An old brewers’ adage: “Five ingredients for excellent beer: malt, hops, water, yeast, and friends.”
As Tallahassee lurches into the 60-day 2015 Legislative Session on Tuesday, state Sen. Jack Latvala and Rep. Dana Young fired another salvo in the developing growler debate.
In December, the two Tampa Bay Republicans announced the creation of the Brewing Liberty Caucus, which holds its first official meeting on Monday, March 9 starting 7 p.m. at the Proof Brewing Co., Tallahassee’s first craft brewery.

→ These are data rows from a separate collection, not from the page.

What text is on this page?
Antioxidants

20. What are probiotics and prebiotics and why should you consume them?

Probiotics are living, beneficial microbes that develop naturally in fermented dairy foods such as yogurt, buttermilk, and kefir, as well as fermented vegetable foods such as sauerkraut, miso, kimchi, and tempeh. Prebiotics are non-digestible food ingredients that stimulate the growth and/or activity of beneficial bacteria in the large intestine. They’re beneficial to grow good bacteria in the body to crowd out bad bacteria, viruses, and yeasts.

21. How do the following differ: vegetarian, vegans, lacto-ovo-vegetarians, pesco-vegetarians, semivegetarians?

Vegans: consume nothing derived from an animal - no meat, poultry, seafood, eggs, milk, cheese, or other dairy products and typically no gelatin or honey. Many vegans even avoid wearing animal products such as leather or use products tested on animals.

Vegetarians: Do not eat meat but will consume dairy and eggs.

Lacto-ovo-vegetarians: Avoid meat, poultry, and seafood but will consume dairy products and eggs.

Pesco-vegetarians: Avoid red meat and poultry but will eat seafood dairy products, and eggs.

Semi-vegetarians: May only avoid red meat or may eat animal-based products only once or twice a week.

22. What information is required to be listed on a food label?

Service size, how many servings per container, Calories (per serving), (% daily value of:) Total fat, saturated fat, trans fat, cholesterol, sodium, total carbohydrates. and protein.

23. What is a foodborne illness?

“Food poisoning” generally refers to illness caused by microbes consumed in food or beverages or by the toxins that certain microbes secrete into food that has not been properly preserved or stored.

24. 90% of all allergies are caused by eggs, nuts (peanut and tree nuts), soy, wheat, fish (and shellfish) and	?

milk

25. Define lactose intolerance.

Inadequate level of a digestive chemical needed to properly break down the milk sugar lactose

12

The Caucus is a bicameral, bipartisan caucus intended to educate the Legislature about Florida’s flourishing craft beer industry, as well as provide a forum to debate issues facing craft breweries. The lawmaker’s goal is simple: creating the best business-friendly environment for the craft beer industry.
At the top of the list, one provocative question: Why are 64-oz. “growlers” legal in across the country but Florida, Mississippi and Idaho?
Some critics say it is due to laws favoring distributors, where smaller beer producers, like microbreweries, cannot sell directly to the consumer. Instead, they must sell their product to distributors — then buy it back to sell to customers.
With the rise of craft beer in the Sunshine State, this cronyism is on full display, and the “growler” debate puts it front and center.
Although significant players in industries may be behind these onerous regulations, having the size and scale to comply, growler bans – among other rules — hurt smaller competitors.
In addition, public sentiment, through love of craft beer and free market friends such as Latvala and Young, beer distributors may start to realize the small business breweries are disrupting the status quo.
And the jig is up.
On Monday, the Caucus just might be taking its first steps to victory with growlers, and for small business in general.